Published by Pan Macmillan on 12th April.
Eleven months after discovering a brutal double murder in a sleepy Northumbrian village, Detective Chief Inspector Kate Daniels is still haunted by her failure to solve the case. Then the brutal killing of a man on Newcastle’s Quayside gives Daniels her first case as Senior Investigating Officer and another chance to get it right.
When Daniels recognizes the corpse but fails to disclose the fact, her personal life suddenly swerves into her professional life.
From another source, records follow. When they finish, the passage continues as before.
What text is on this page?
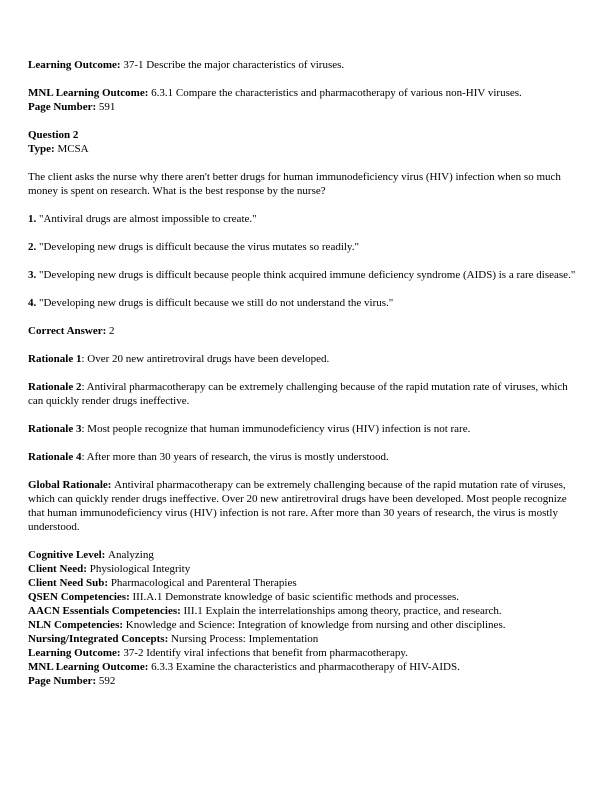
Learning Outcome: 37-1 Describe the major characteristics of viruses.

MNL Learning Outcome: 6.3.1 Compare the characteristics and pharmacotherapy of various non-HIV viruses.

Page Number: 591

Question 2

Type: MCSA

The client asks the nurse why there aren't better drugs for human immunodeficiency virus (HIV) infection when so much money is spent on research. What is the best response by the nurse?

1. "Antiviral drugs are almost impossible to create."

2. "Developing new drugs is difficult because the virus mutates so readily."

3. "Developing new drugs is difficult because people think acquired immune deficiency syndrome (AIDS) is a rare disease."

4. "Developing new drugs is difficult because we still do not understand the virus."

Correct Answer: 2

Rationale 1: Over 20 new antiretroviral drugs have been developed.

Rationale 2: Antiviral pharmacotherapy can be extremely challenging because of the rapid mutation rate of viruses, which can quickly render drugs ineffective.

Rationale 3: Most people recognize that human immunodeficiency virus (HIV) infection is not rare.

Rationale 4: After more than 30 years of research, the virus is mostly understood.

Global Rationale: Antiviral pharmacotherapy can be extremely challenging because of the rapid mutation rate of viruses, which can quickly render drugs ineffective. Over 20 new antiretroviral drugs have been developed. Most people recognize that human immunodeficiency virus (HIV) infection is not rare. After more than 30 years of research, the virus is mostly understood.

Cognitive Level: Analyzing

Client Need: Physiological Integrity

Client Need Sub: Pharmacological and Parenteral Therapies

QSEN Competencies: III.A.1 Demonstrate knowledge of basic scientific methods and processes.

AACN Essentials Competencies: III.1 Explain the interrelationships among theory, practice, and research.

NLN Competencies: Knowledge and Science: Integration of knowledge from nursing and other disciplines.

Nursing/Integrated Concepts: Nursing Process: Implementation

Learning Outcome: 37-2 Identify viral infections that benefit from pharmacotherapy.

MNL Learning Outcome: 6.3.3 Examine the characteristics and pharmacotherapy of HIV-AIDS.

Page Number: 592
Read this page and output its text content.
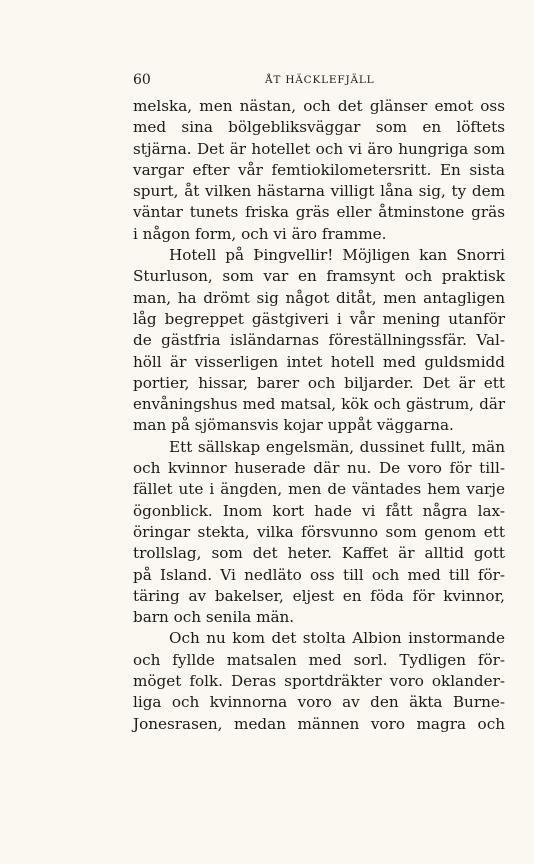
60	ÅT HÄCKLEFJÄLL
melska, men nästan, och det glänser emot oss
med sina bölgebliksväggar som en löftets
stjärna. Det är hotellet och vi äro hungriga som
vargar efter vår femtiokilometersritt. En sista
spurt, åt vilken hästarna villigt låna sig, ty dem
väntar tunets friska gräs eller åtminstone gräs
i någon form, och vi äro framme.
Hotell på Þingvellir! Möjligen kan Snorri
Sturluson, som var en framsynt och praktisk
man, ha drömt sig något ditåt, men antagligen
låg begreppet gästgiveri i vår mening utanför
de gästfria isländarnas föreställningssfär. Val-
höll är visserligen intet hotell med guldsmidd
portier, hissar, barer och biljarder. Det är ett
envåningshus med matsal, kök och gästrum, där
man på sjömansvis kojar uppåt väggarna.
Ett sällskap engelsmän, dussinet fullt, män
och kvinnor huserade där nu. De voro för till-
fället ute i ängden, men de väntades hem varje
ögonblick. Inom kort hade vi fått några lax-
öringar stekta, vilka försvunno som genom ett
trollslag, som det heter. Kaffet är alltid gott
på Island. Vi nedläto oss till och med till för-
täring av bakelser, eljest en föda för kvinnor,
barn och senila män.
Och nu kom det stolta Albion instormande
och fyllde matsalen med sorl. Tydligen för-
möget folk. Deras sportdräkter voro oklander-
liga och kvinnorna voro av den äkta Burne-
Jonesrasen, medan männen voro magra och
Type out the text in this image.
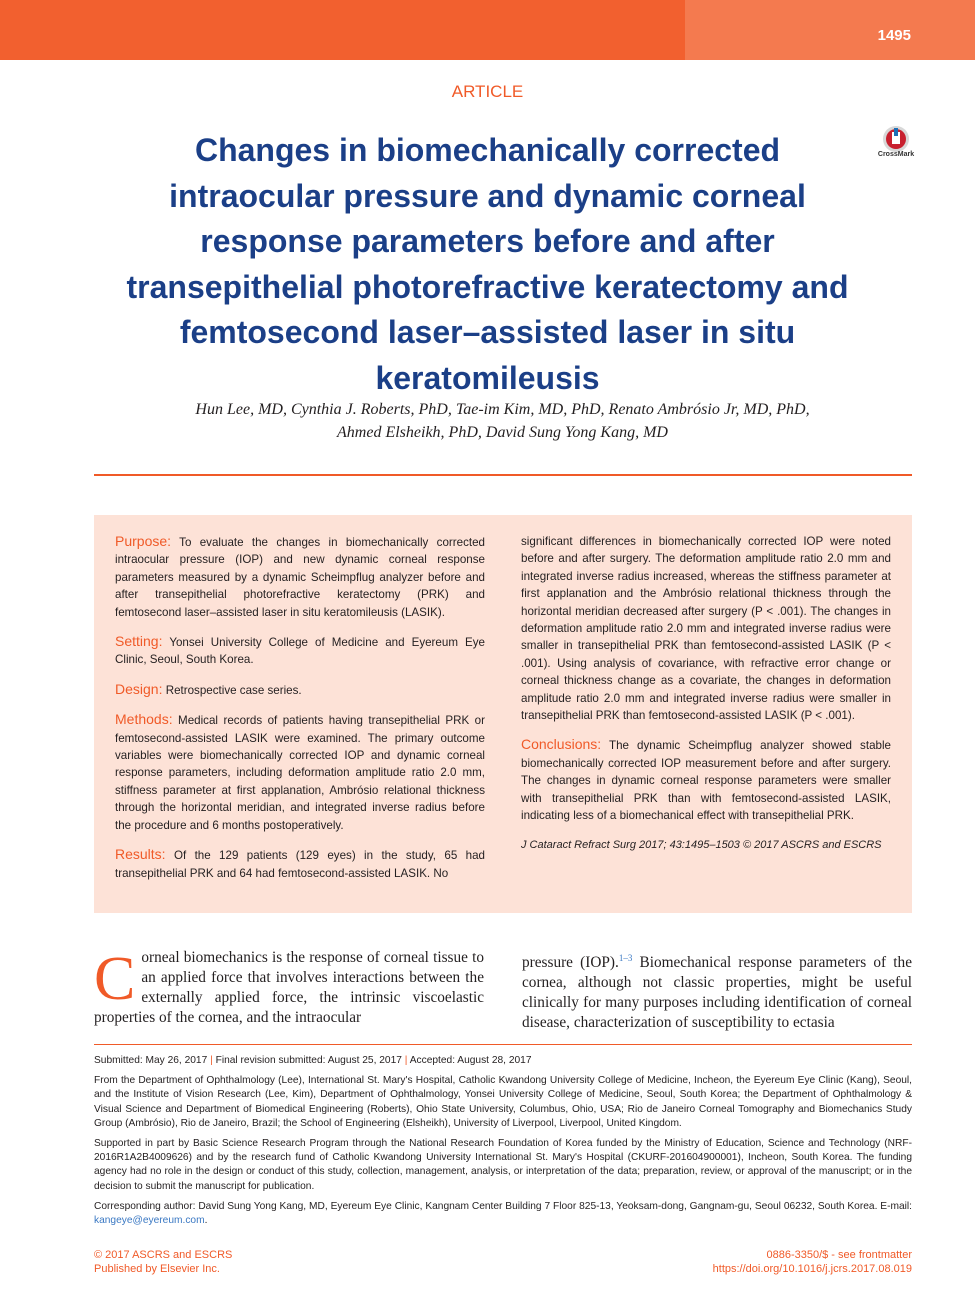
1495
ARTICLE
CrossMark
Changes in biomechanically corrected intraocular pressure and dynamic corneal response parameters before and after transepithelial photorefractive keratectomy and femtosecond laser–assisted laser in situ keratomileusis
Hun Lee, MD, Cynthia J. Roberts, PhD, Tae-im Kim, MD, PhD, Renato Ambrósio Jr, MD, PhD,
Ahmed Elsheikh, PhD, David Sung Yong Kang, MD

Purpose: To evaluate the changes in biomechanically corrected intraocular pressure (IOP) and new dynamic corneal response parameters measured by a dynamic Scheimpflug analyzer before and after transepithelial photorefractive keratectomy (PRK) and femtosecond laser–assisted laser in situ keratomileusis (LASIK).

Setting: Yonsei University College of Medicine and Eyereum Eye Clinic, Seoul, South Korea.

Design: Retrospective case series.

Methods: Medical records of patients having transepithelial PRK or femtosecond-assisted LASIK were examined. The primary outcome variables were biomechanically corrected IOP and dynamic corneal response parameters, including deformation amplitude ratio 2.0 mm, stiffness parameter at first applanation, Ambrósio relational thickness through the horizontal meridian, and integrated inverse radius before the procedure and 6 months postoperatively.

Results: Of the 129 patients (129 eyes) in the study, 65 had transepithelial PRK and 64 had femtosecond-assisted LASIK. No

significant differences in biomechanically corrected IOP were noted before and after surgery. The deformation amplitude ratio 2.0 mm and integrated inverse radius increased, whereas the stiffness parameter at first applanation and the Ambrósio relational thickness through the horizontal meridian decreased after surgery (P < .001). The changes in deformation amplitude ratio 2.0 mm and integrated inverse radius were smaller in transepithelial PRK than femtosecond-assisted LASIK (P < .001). Using analysis of covariance, with refractive error change or corneal thickness change as a covariate, the changes in deformation amplitude ratio 2.0 mm and integrated inverse radius were smaller in transepithelial PRK than femtosecond-assisted LASIK (P < .001).

Conclusions: The dynamic Scheimpflug analyzer showed stable biomechanically corrected IOP measurement before and after surgery. The changes in dynamic corneal response parameters were smaller with transepithelial PRK than with femtosecond-assisted LASIK, indicating less of a biomechanical effect with transepithelial PRK.

J Cataract Refract Surg 2017; 43:1495–1503 © 2017 ASCRS and ESCRS

Corneal biomechanics is the response of corneal tissue to an applied force that involves interactions between the externally applied force, the intrinsic viscoelastic properties of the cornea, and the intraocular
pressure (IOP).$^{1-3}$ Biomechanical response parameters of the cornea, although not classic properties, might be useful clinically for many purposes including identification of corneal disease, characterization of susceptibility to ectasia

Submitted: May 26, 2017 | Final revision submitted: August 25, 2017 | Accepted: August 28, 2017

From the Department of Ophthalmology (Lee), International St. Mary's Hospital, Catholic Kwandong University College of Medicine, Incheon, the Eyereum Eye Clinic (Kang), Seoul, and the Institute of Vision Research (Lee, Kim), Department of Ophthalmology, Yonsei University College of Medicine, Seoul, South Korea; the Department of Ophthalmology & Visual Science and Department of Biomedical Engineering (Roberts), Ohio State University, Columbus, Ohio, USA; Rio de Janeiro Corneal Tomography and Biomechanics Study Group (Ambrósio), Rio de Janeiro, Brazil; the School of Engineering (Elsheikh), University of Liverpool, Liverpool, United Kingdom.

Supported in part by Basic Science Research Program through the National Research Foundation of Korea funded by the Ministry of Education, Science and Technology (NRF-2016R1A2B4009626) and by the research fund of Catholic Kwandong University International St. Mary's Hospital (CKURF-201604900001), Incheon, South Korea. The funding agency had no role in the design or conduct of this study, collection, management, analysis, or interpretation of the data; preparation, review, or approval of the manuscript; or in the decision to submit the manuscript for publication.

Corresponding author: David Sung Yong Kang, MD, Eyereum Eye Clinic, Kangnam Center Building 7 Floor 825-13, Yeoksam-dong, Gangnam-gu, Seoul 06232, South Korea. E-mail: kangeye@eyereum.com.

© 2017 ASCRS and ESCRS
Published by Elsevier Inc.
0886-3350/$ - see frontmatter
https://doi.org/10.1016/j.jcrs.2017.08.019
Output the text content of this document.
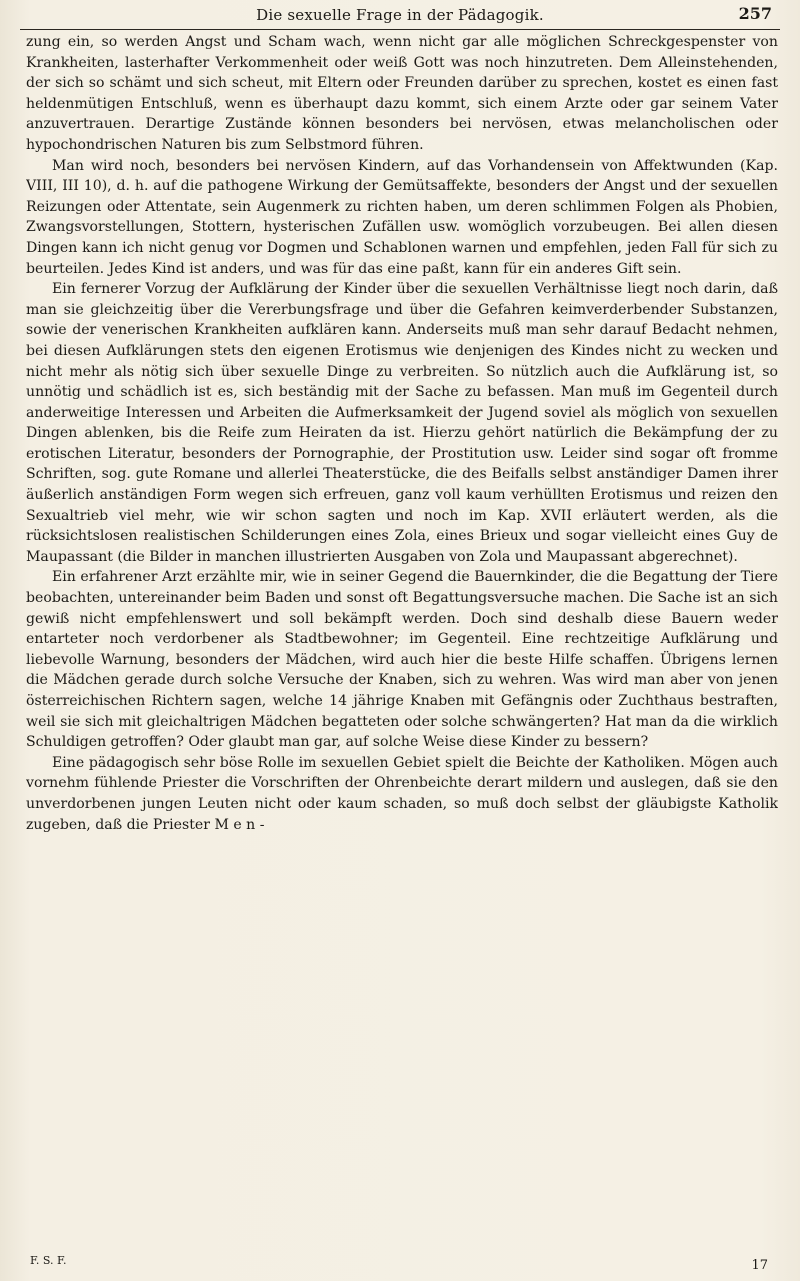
Die sexuelle Frage in der Pädagogik.	257

zung ein, so werden Angst und Scham wach, wenn nicht gar alle möglichen Schreckgespenster von Krankheiten, lasterhafter Verkommenheit oder weiß Gott was noch hinzutreten. Dem Alleinstehenden, der sich so schämt und sich scheut, mit Eltern oder Freunden darüber zu sprechen, kostet es einen fast heldenmütigen Entschluß, wenn es überhaupt dazu kommt, sich einem Arzte oder gar seinem Vater anzuvertrauen. Derartige Zustände können besonders bei nervösen, etwas melancholischen oder hypochondrischen Naturen bis zum Selbstmord führen.

Man wird noch, besonders bei nervösen Kindern, auf das Vorhandensein von Affektwunden (Kap. VIII, III 10), d. h. auf die pathogene Wirkung der Gemütsaffekte, besonders der Angst und der sexuellen Reizungen oder Attentate, sein Augenmerk zu richten haben, um deren schlimmen Folgen als Phobien, Zwangsvorstellungen, Stottern, hysterischen Zufällen usw. womöglich vorzubeugen. Bei allen diesen Dingen kann ich nicht genug vor Dogmen und Schablonen warnen und empfehlen, jeden Fall für sich zu beurteilen. Jedes Kind ist anders, und was für das eine paßt, kann für ein anderes Gift sein.

Ein fernerer Vorzug der Aufklärung der Kinder über die sexuellen Verhältnisse liegt noch darin, daß man sie gleichzeitig über die Vererbungsfrage und über die Gefahren keimverderbender Substanzen, sowie der venerischen Krankheiten aufklären kann. Anderseits muß man sehr darauf Bedacht nehmen, bei diesen Aufklärungen stets den eigenen Erotismus wie denjenigen des Kindes nicht zu wecken und nicht mehr als nötig sich über sexuelle Dinge zu verbreiten. So nützlich auch die Aufklärung ist, so unnötig und schädlich ist es, sich beständig mit der Sache zu befassen. Man muß im Gegenteil durch anderweitige Interessen und Arbeiten die Aufmerksamkeit der Jugend soviel als möglich von sexuellen Dingen ablenken, bis die Reife zum Heiraten da ist. Hierzu gehört natürlich die Bekämpfung der zu erotischen Literatur, besonders der Pornographie, der Prostitution usw. Leider sind sogar oft fromme Schriften, sog. gute Romane und allerlei Theaterstücke, die des Beifalls selbst anständiger Damen ihrer äußerlich anständigen Form wegen sich erfreuen, ganz voll kaum verhüllten Erotismus und reizen den Sexualtrieb viel mehr, wie wir schon sagten und noch im Kap. XVII erläutert werden, als die rücksichtslosen realistischen Schilderungen eines Zola, eines Brieux und sogar vielleicht eines Guy de Maupassant (die Bilder in manchen illustrierten Ausgaben von Zola und Maupassant abgerechnet).

Ein erfahrener Arzt erzählte mir, wie in seiner Gegend die Bauernkinder, die die Begattung der Tiere beobachten, untereinander beim Baden und sonst oft Begattungsversuche machen. Die Sache ist an sich gewiß nicht empfehlenswert und soll bekämpft werden. Doch sind deshalb diese Bauern weder entarteter noch verdorbener als Stadtbewohner; im Gegenteil. Eine rechtzeitige Aufklärung und liebevolle Warnung, besonders der Mädchen, wird auch hier die beste Hilfe schaffen. Übrigens lernen die Mädchen gerade durch solche Versuche der Knaben, sich zu wehren. Was wird man aber von jenen österreichischen Richtern sagen, welche 14 jährige Knaben mit Gefängnis oder Zuchthaus bestraften, weil sie sich mit gleichaltrigen Mädchen begatteten oder solche schwängerten? Hat man da die wirklich Schuldigen getroffen? Oder glaubt man gar, auf solche Weise diese Kinder zu bessern?

Eine pädagogisch sehr böse Rolle im sexuellen Gebiet spielt die Beichte der Katholiken. Mögen auch vornehm fühlende Priester die Vorschriften der Ohrenbeichte derart mildern und auslegen, daß sie den unverdorbenen jungen Leuten nicht oder kaum schaden, so muß doch selbst der gläubigste Katholik zugeben, daß die Priester M e n -

F. S. F.	17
But much worse, she is now being watched.
As Daniels steps closer to finding the killer, a killer is only a breath away from claiming his next victim.
Remember this striking book jacket – you’ll need to be buying a copy in a couple of days if you want in on the ground floor with a great crime debut from Northumberland based author Mari Hannah. In Kate Daniels we are given another great crime fiction ‘tec, one who has all the challenges of developing her career in a mainly male dominated world, whilst juggling the pain of the discovery of the first two bodies, relationships within and outside of the job, and her own sexuality and how she is perceived by those around her. A very tightly woven plot and clear procedural storyline keep the pages turning and the use of short sharp snappy chapters (100 across the 450 page tale) ensures that the pace is quick but never rushed.
I really enjoyed the supporting cast and am so pleased to have read that currently Mari Hannah is working on book four featuring Kate Daniels – so there’s lots more to come from both these new ladies of crime. It’s testiment to the writing that the death of a relatively minor character had me wanting the phone number of her partner to meet and buy him a beer to help him deal with his loss, and yet the line that delivers the blow of the news is just so simple, uncluttered, and perfect.
At just shy of 100 pages from the end this evening, I left the house (which was empty) and took a mug of coffee up to my writing shed, not wanting a single interruption when the family came home to spoil the end of the book for me. It worked, it worked a treat. But, as I found myself tweeting afterwards, I really did spend those hundred pages chewing my nails as the pages turned towards the end of the story.
If I had one negative to say about ‘The Murder Wall’ it would only be to express disappointment that we had to wait that bit longer in the UK to read it, whilst those in Germany got it first…..but like all good things, it was worth hanging on for.
Roll on November and book 2: Settled Blood.
And you can meet Mari Hannah this year at Crimefest in May and at the Harrogate Crime Writing Festival in July.